Codependency vs. Support

Several years ago,  I was introduced to the concept of unhealthy vs. healthy codependency by one of my mentors, Stephanie Brown, Ph.D. I learned that that healthy codependency includes support, praise, and altruism. I also learned that healthy codependency aka healthy care-taking  helps one gain independence. Unhealthy codependency occurs when a person is enabling another person’s behaviors and/or addiction. Let me repeat that! Unhealthy codependency occurs when a person is enabling another person’s  behaviors and/or addiction and often creates dependence. For me and many of my clients, this concept begs the question: What is supportive (healthy codependendency, healthy care-taking) verses codependency (enabling )?

Let me give you some examples based my experiences and interpretations. Which is it when I follow my family around and pick up after them? CODEPENDENT  because they are all physically able to pick up after themselves. What about feeling the need to help my sweet daughter make friends? CODEPENDENT  because she needs to learn on her own. I can ask her if she wants  guidance, it is her choice. How about when my daughter asks for help with her homework and I give it to her? SUPPORTIVE as long as she has tried on her own first and I do not give her the answers. In regards to my teenage stepson, is  it supportive or codependent to allow him to go out on Friday night when he has not done  his “chores”?  CODEPENDENT because it meets my need to be liked, but sends him a confusing message. When my kids are upset and I listen without giving any advice? SUPPORTIVE because they don’t always need to be fixed.
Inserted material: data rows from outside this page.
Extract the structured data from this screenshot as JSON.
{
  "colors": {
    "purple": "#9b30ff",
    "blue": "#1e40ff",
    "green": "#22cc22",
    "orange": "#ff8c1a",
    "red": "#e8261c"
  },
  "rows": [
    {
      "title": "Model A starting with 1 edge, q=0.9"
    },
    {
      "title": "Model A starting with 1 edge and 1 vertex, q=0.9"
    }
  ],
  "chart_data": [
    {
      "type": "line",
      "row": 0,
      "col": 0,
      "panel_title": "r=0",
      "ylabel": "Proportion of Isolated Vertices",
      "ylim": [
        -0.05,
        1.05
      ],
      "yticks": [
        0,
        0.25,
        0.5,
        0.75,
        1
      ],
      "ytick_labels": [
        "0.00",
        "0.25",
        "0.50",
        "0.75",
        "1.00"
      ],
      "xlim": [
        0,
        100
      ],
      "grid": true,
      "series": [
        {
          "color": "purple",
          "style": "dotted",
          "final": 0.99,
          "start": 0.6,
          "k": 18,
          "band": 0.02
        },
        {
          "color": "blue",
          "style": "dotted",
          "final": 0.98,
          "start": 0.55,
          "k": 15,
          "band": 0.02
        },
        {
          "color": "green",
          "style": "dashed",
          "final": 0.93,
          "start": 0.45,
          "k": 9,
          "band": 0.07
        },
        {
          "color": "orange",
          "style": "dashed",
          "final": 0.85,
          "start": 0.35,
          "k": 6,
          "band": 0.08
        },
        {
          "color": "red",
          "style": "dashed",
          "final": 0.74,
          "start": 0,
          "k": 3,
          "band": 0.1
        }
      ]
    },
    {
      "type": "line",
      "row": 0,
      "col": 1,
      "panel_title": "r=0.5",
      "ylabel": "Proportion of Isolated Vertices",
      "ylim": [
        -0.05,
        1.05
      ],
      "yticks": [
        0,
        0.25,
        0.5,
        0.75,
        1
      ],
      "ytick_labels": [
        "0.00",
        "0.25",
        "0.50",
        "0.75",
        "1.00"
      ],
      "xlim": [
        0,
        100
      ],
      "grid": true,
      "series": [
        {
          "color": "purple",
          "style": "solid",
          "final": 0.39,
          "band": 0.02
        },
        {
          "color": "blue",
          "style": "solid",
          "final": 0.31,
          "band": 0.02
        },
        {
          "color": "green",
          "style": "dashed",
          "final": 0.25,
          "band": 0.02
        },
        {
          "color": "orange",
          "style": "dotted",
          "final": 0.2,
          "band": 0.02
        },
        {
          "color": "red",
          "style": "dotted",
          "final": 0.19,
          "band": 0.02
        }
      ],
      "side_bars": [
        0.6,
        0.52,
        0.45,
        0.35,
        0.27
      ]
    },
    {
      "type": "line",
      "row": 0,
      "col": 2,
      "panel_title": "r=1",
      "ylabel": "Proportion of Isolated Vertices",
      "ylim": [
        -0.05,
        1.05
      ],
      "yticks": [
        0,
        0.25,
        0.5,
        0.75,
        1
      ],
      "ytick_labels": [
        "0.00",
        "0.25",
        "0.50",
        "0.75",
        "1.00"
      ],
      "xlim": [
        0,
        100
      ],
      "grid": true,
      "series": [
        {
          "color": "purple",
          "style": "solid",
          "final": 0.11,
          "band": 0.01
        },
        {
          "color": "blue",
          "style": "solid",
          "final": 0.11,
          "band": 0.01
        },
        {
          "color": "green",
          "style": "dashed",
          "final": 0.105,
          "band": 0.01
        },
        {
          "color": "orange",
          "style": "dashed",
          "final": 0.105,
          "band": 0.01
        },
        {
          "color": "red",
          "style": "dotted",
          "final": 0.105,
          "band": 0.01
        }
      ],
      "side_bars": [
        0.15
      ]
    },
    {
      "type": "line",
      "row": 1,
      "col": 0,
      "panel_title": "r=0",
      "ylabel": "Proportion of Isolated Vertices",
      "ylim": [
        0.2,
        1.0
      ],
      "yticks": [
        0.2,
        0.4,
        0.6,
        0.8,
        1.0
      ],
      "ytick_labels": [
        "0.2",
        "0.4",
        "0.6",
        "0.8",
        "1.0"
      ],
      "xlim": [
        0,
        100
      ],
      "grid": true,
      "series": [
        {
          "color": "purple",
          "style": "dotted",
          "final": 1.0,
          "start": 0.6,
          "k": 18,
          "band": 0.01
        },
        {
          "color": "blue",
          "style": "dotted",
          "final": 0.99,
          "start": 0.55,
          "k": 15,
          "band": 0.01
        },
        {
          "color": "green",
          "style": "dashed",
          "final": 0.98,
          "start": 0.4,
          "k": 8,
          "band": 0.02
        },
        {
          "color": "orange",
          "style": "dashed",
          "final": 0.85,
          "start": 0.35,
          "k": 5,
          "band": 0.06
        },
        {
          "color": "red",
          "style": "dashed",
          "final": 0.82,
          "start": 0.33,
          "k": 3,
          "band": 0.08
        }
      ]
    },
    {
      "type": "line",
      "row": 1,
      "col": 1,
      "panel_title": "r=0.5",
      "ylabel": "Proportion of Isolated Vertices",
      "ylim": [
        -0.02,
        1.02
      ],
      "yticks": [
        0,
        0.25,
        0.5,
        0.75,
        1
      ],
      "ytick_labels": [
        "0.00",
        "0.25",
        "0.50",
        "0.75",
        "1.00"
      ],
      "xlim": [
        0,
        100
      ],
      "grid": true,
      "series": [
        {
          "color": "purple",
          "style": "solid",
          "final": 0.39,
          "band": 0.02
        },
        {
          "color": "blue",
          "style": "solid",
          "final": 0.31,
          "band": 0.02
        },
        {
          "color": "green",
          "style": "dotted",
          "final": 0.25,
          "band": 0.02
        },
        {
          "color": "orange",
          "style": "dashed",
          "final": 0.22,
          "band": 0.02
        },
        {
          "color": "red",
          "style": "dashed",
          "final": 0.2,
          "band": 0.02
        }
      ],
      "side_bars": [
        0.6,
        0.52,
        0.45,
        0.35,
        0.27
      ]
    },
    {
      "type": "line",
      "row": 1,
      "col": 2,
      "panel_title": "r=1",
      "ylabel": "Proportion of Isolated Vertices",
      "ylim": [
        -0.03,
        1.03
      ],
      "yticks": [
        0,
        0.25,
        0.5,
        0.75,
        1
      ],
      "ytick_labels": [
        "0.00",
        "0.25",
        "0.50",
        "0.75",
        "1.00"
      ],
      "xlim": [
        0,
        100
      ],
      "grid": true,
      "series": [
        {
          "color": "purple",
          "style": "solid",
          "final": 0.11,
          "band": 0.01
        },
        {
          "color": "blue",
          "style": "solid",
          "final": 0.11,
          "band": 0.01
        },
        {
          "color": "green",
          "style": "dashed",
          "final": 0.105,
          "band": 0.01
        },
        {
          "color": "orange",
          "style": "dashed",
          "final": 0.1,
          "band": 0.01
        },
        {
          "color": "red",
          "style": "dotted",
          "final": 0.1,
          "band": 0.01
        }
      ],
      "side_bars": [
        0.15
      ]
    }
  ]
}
When I try to make my husband  be anything other than who he is? CODEPENDENT because this is my own agenda and does not include reciprocation in the relationship. What about when any family member or friend  needs consistent help, guidance, and reassurance from me? SUPPORTIVE!! as long as I am still taking care of myself and I am not helping someone with their unhealthiness, this is support. This is healthy care-taking. We are supposed to be there for the people in our lives. With our children, we just need to continue to show up. With partners, family, and friends; the showing up should be reciprocated.

In regards to addiction, my simple answer to the above question is as follows: if a person is aiding an addicted person  with their addiction, then it is CODEPENDENT. The opposite is true for how to SUPPORT an addict.  One would need to stop unhealthy codependency or enabling behaviors.